To date, the company has little to show for its expenditures. That’s in part due to the extreme ice and weather conditions during its error-riddled 2012 foray into Arctic waters. Perhaps most notably, amid a significant but not uncommon storm in December 2012, Shell’s drill rig Kulluk broke its tow line and ran aground near Kodiak, Alaska in an accident that the Coast Guard attributed mainly to the company’s “inadequate assessment and management of risks.”

Now, as Shell plans to spend more to continue its Arctic journey, the groups are arguing that Shell omitted or misstated substantial legal and environmental risks in its regulatory filings for shareholders, thereby violating U.S. securities laws. Shell is legally required to provide its shareholders the data necessary to make informed decisions about their investments in the company.

Years of annual filings neglected to fully disclose this legal risk, according to the petition.

Each stage of Shell’s Arctic pursuit, from federal lease sale proposals to lease sales themselves and approvals to begin oil exploration, has been subject to numerous legal challenges — some of which could have terminated the whole program with significant financial consequences to investors.

Oceana and the Abrams Environmental Law Clinic also alleged omissions in Shell’s disclosure of potential costs from environmental risks. According to the team, the company neglected to communicate that its spill-response technology and strategies remain untested in Arctic waters, where icy conditions, perilous weather and 1,000-mile distance from the nearest Coast Guard base would make oil spill response and clean-up exceptionally difficult.

The Bureau of Offshore Energy Management estimates that cleanup response in the Chukchi Sea for a major spill would cost between $10- and $15 billion.
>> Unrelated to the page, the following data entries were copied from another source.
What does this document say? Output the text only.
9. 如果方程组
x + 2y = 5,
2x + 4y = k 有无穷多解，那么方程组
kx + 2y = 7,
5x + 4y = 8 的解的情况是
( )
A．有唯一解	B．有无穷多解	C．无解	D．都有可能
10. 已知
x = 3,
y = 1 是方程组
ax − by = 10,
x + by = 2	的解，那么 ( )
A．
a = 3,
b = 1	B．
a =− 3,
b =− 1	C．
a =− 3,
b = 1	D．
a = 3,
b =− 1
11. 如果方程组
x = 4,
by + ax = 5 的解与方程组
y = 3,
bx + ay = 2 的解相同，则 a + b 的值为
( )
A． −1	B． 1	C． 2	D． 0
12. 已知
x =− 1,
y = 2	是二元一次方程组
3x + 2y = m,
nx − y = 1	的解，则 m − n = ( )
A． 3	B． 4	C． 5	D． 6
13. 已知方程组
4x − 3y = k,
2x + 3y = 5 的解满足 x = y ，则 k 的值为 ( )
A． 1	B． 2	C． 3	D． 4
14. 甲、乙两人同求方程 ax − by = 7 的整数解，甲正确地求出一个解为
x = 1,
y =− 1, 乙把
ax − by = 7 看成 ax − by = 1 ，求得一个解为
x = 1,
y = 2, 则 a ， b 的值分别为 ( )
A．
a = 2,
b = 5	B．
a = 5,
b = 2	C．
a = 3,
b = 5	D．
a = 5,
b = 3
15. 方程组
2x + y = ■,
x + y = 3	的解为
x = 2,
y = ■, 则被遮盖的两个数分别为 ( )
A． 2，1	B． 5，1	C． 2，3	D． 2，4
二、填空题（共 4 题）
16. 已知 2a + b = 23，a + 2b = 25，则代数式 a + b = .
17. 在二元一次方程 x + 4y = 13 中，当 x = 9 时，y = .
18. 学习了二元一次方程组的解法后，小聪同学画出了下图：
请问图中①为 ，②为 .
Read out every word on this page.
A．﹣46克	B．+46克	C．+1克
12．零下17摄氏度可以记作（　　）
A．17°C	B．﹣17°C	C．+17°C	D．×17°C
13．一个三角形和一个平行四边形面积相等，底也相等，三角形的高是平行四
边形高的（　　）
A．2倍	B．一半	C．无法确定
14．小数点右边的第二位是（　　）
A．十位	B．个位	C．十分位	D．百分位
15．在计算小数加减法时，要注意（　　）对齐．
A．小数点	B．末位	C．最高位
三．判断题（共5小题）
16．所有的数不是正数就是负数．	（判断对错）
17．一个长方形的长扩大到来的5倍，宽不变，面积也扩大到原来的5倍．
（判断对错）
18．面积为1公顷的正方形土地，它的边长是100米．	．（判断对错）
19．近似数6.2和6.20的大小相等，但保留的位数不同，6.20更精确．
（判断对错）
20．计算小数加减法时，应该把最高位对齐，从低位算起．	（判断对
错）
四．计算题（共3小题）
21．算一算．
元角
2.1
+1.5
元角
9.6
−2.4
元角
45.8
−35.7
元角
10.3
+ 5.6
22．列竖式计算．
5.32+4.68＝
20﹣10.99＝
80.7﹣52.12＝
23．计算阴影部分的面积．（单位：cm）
In the Beaufort, those estimates reach $12- to $27 billion. That excludes fines, inevitable litigation expenses, and the costs of reputational damage, all of which allegedly went unstated in Shell’s disclosures.

“Companies like Shell cannot run from the reality that proposed oil drilling creates enormous risks for the ocean and for the company,” Oceana CEO Andy Sharpless said in a statement. “There is no proven way to clean up a spill in icy Arctic conditions, and Shell has an obligation to make investors aware of that.”

The massive losses that befell BP and its shareholders after the 2011 Deepwater Horizon disaster in the Gulf of Mexico offer a cautionary tale about overlooked risks. The 200 million gallon oil spill left that company facing nearly $20 billion in penalties, and at least hundreds of millions in litigation fees — all of which were unaccounted for in BOEM’s cost projections of Shell’s liability in the Arctic.

According to the groups, if the petition is accepted, an investigation by the SEC could help prevent future disclosure violations or require Shell to revise its filings.

For it’s part, Shell is pushing back on the allegations.

“Shell is satisfied its disclosures comply with SEC’s legal requirements,” said Shell spokesman Curtis Smith in comments to Reuters. He added that “a very unlikely spill in the Arctic would not be financially material” to Shell, due to the prevention and response measures the company has taken.

According to a recent analysis from the Department of Interior, there is a 75 percent chance of a spill greater than 1,000 barrels should Shell discover and produce oil in its Chukchi leases.

Elise Shulman is a communications associate for the Ocean Policy team at the Center for American Progress.